Foxconn Technology Group took the wraps off two new electric vehicles on Tuesday, prototypes that embody the iPhone maker’s ambitions of carving out a slice of a market led by the likes of Tesla.
The company, whose main listed arm is Hon Hai Precision Industry, unveiled the Model B crossover SUV and Model V pickup truck at its event in Taipei. Foxconn founder Terry Gou, 72, introduced the Model B by driving it onto the stage. The pickup will be produced in Taiwan, Thailand and the US, Hon Hai Chairman Young Liu said.
Foxconn is hoping to replicate the way it muscled into electronics assembly to become the biggest manufacturing partner for Apple and other global brands. It’s aiming to build clients’ electric vehicles from the chassis up, with no plans to sell vehicles under its own brand.
“After we announced our plans to build EVs in 2020, many people questioned whether Foxconn can build cars,” Liu said. “Then when we unveiled three models a year later, everyone thought, ‘wow, how did they manage to develop three models in just a year?’ That’s the speed we’re operating at.”
None of the cars Foxconn has unveiled so far are destined to go on sale to consumers but are reference designs, intended to show off the company’s capabilities to potential big-brand clients. The Model C prototype introduced previously is now a production vehicle that is branded as the Luxgen n7 by Taiwanese automaker Yulon Group.
Liu said Foxconn’s expertise in managing supply chains gives it an advantage in developing new models faster than rivals. Asked when Foxconn’s production volumes will surpass those of Tesla, Liu said he hoped Foxconn would one day manufacture cars for the US giant.

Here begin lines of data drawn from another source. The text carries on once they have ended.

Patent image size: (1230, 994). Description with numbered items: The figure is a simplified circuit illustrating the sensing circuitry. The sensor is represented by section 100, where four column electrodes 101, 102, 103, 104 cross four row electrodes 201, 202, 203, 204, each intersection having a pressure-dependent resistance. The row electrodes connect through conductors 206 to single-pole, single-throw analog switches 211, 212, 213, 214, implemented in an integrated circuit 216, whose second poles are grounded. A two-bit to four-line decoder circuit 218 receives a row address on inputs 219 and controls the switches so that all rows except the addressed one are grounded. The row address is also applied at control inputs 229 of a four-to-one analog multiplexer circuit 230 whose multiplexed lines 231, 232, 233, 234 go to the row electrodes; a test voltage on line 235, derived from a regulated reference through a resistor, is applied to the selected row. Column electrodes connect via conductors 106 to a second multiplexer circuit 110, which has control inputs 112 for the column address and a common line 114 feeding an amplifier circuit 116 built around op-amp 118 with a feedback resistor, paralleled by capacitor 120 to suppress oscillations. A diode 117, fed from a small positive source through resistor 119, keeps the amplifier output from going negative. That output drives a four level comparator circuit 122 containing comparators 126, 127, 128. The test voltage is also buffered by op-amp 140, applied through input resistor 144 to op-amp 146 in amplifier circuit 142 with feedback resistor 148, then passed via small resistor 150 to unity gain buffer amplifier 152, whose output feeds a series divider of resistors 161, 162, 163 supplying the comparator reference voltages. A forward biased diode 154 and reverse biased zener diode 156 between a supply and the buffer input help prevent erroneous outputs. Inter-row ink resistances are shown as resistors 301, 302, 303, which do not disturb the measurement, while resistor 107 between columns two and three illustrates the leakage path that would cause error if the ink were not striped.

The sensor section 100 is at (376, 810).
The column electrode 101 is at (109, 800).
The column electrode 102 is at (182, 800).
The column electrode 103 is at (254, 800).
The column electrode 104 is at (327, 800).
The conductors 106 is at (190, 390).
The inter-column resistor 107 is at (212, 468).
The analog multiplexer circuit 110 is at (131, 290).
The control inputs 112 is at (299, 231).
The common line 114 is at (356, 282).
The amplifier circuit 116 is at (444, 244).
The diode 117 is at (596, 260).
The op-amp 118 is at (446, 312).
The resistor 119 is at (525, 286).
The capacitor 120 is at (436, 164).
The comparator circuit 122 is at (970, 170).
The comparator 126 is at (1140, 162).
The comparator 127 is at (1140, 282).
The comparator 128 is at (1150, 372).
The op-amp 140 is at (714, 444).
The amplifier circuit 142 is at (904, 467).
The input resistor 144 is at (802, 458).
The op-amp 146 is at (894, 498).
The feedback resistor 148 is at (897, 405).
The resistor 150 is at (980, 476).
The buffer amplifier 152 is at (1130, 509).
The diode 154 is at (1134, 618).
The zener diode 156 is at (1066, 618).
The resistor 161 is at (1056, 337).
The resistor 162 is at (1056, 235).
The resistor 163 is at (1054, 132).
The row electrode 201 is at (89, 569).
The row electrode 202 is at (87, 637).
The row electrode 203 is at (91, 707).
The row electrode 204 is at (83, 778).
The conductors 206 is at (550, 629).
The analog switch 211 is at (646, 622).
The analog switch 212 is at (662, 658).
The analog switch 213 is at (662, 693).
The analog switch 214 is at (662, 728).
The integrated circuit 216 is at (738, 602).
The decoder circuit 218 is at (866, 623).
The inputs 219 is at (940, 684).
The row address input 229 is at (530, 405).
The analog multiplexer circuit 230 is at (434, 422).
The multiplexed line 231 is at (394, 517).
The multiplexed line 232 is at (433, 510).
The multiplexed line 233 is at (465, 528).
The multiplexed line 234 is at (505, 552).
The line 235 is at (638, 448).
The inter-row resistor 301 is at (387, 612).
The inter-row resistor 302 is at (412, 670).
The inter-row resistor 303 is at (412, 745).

The Model B, which uses the same platform as the Model C, was designed with Italian house Pininfarina SpA. The crossover SUV has a full-length glass roof and a range of 450 kilometers (280 miles) on one charge.
Foxconn also said it is developing its own solid-state batteries.
The Taiwanese company created Foxtron Vehicle Technologies in 2020 as a venture with Yulon. It then embarked on a flurry of activity, buying Lordstown Motors Ohio plant to create a US base, launching an open EV platform and inking a manufacturing deal with startup Fisker.
Demand for EVs is soaring as consumers and governments embrace the technology, spurring a worldwide shift for the tech and automotive industries. But Foxconn’s trying to get into a field already crowded by aggressive rivals from Tesla to China’s Nio and BYD Co. to Xpeng. It’s also attracting new entrants including Xiaomi.
One major point of uncertainty is how the Biden administration’s recently unfurled raft of restrictions on chip exports to China will shake up the global EV industry. Xpeng has warned that the curbs on chips could potentially hammer Chinese EV makers.